Patterson-UTI Energy Inc (PTEN)
Return on assets (ROA)
Dec 31, 2023 | Dec 31, 2022 | Dec 31, 2021 | Dec 31, 2020 | Dec 31, 2019 | ||
---|---|---|---|---|---|---|
Net income | US$ in thousands | 246,292 | 154,658 | -654,545 | -803,692 | -425,703 |
Total assets | US$ in thousands | 7,420,030 | 3,143,820 | 2,957,850 | 3,299,070 | 4,439,620 |
ROA | 3.32% | 4.92% | -22.13% | -24.36% | -9.59% |
December 31, 2023 calculation
ROA = Net income ÷ Total assets
= $246,292K ÷ $7,420,030K
= 3.32%
Patterson-UTI Energy Inc's return on assets (ROA) has shown varying levels of performance over the past five years. In 2019, the company had a negative ROA of -9.59%, indicating that the company's assets were not generating sufficient returns to cover its operating expenses and investments. This negative trend continued in 2020 and 2021, with ROA figures of -24.36% and -22.13% respectively.
However, there was a significant improvement in 2022 when the ROA increased to 4.92%, signaling a positive shift in the company's ability to generate profits from its assets.

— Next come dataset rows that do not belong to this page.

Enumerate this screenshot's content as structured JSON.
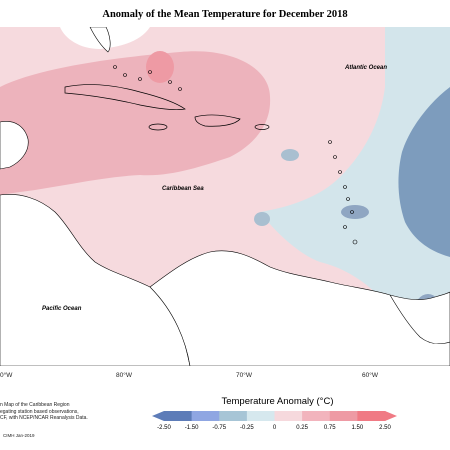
{
  "title": "Anomaly of the Mean Temperature for December 2018",
  "labels": {
    "atlantic": "Atlantic Ocean",
    "caribbean": "Caribbean Sea",
    "pacific": "Pacific Ocean"
  },
  "longitudes": [
    "80°W",
    "70°W",
    "60°W"
  ],
  "longitude_left_fragment": "0°W",
  "notes": "n Map of the Caribbean Region\negating station based observations,\nCF, with NCEP/NCAR Reanalysis Data.",
  "copyright": "CIMH Jan-2019",
  "legend": {
    "title": "Temperature Anomaly (°C)",
    "ticks": [
      "-2.50",
      "-1.50",
      "-0.75",
      "-0.25",
      "0",
      "0.25",
      "0.75",
      "1.50",
      "2.50"
    ],
    "colors": [
      "#5d7cb8",
      "#8fa6e2",
      "#a7c5d6",
      "#d6e8ee",
      "#f6d9dd",
      "#f2b4bd",
      "#ee9aa4",
      "#f07a84"
    ]
  }
}
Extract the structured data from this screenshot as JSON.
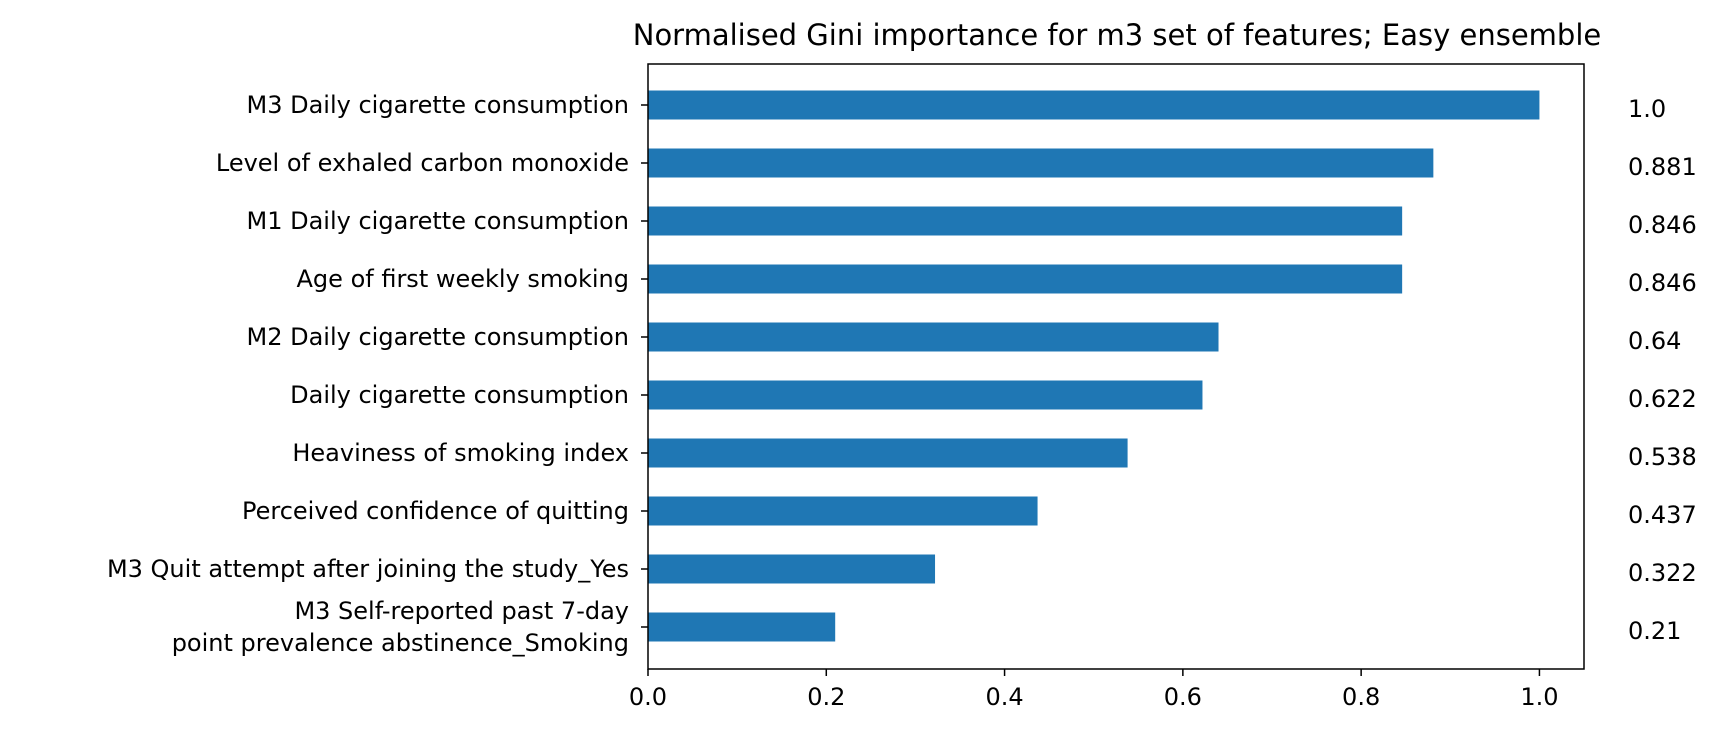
{
  "chart_data": {
    "type": "bar",
    "orientation": "horizontal",
    "title": "Normalised Gini importance for m3 set of features; Easy ensemble",
    "xlabel": "",
    "ylabel": "",
    "xlim": [
      0,
      1.05
    ],
    "xticks": [
      "0.0",
      "0.2",
      "0.4",
      "0.6",
      "0.8",
      "1.0"
    ],
    "xtick_values": [
      0,
      0.2,
      0.4,
      0.6,
      0.8,
      1.0
    ],
    "grid": false,
    "legend": "none",
    "bar_color": "#1f77b4",
    "categories": [
      [
        "M3 Daily cigarette consumption"
      ],
      [
        "Level of exhaled carbon monoxide"
      ],
      [
        "M1 Daily cigarette consumption"
      ],
      [
        "Age of first weekly smoking"
      ],
      [
        "M2 Daily cigarette consumption"
      ],
      [
        "Daily cigarette consumption"
      ],
      [
        "Heaviness of smoking index"
      ],
      [
        "Perceived confidence of quitting"
      ],
      [
        "M3 Quit attempt after joining the study_Yes"
      ],
      [
        "M3 Self-reported past 7-day",
        "point prevalence abstinence_Smoking"
      ]
    ],
    "values": [
      1.0,
      0.881,
      0.846,
      0.846,
      0.64,
      0.622,
      0.538,
      0.437,
      0.322,
      0.21
    ],
    "value_labels": [
      "1.0",
      "0.881",
      "0.846",
      "0.846",
      "0.64",
      "0.622",
      "0.538",
      "0.437",
      "0.322",
      "0.21"
    ]
  }
}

This improvement was further supported in 2023, where the ROA increased to 3.32%.
Overall, while the recent positive trends in ROA are promising, it is important for Patterson-UTI Energy Inc to sustain and potentially further increase its return on assets to ensure long-term profitability and operational efficiency. It is also crucial for the company to closely monitor its asset utilization and operational effectiveness to drive consistent improvement in its ROA metric.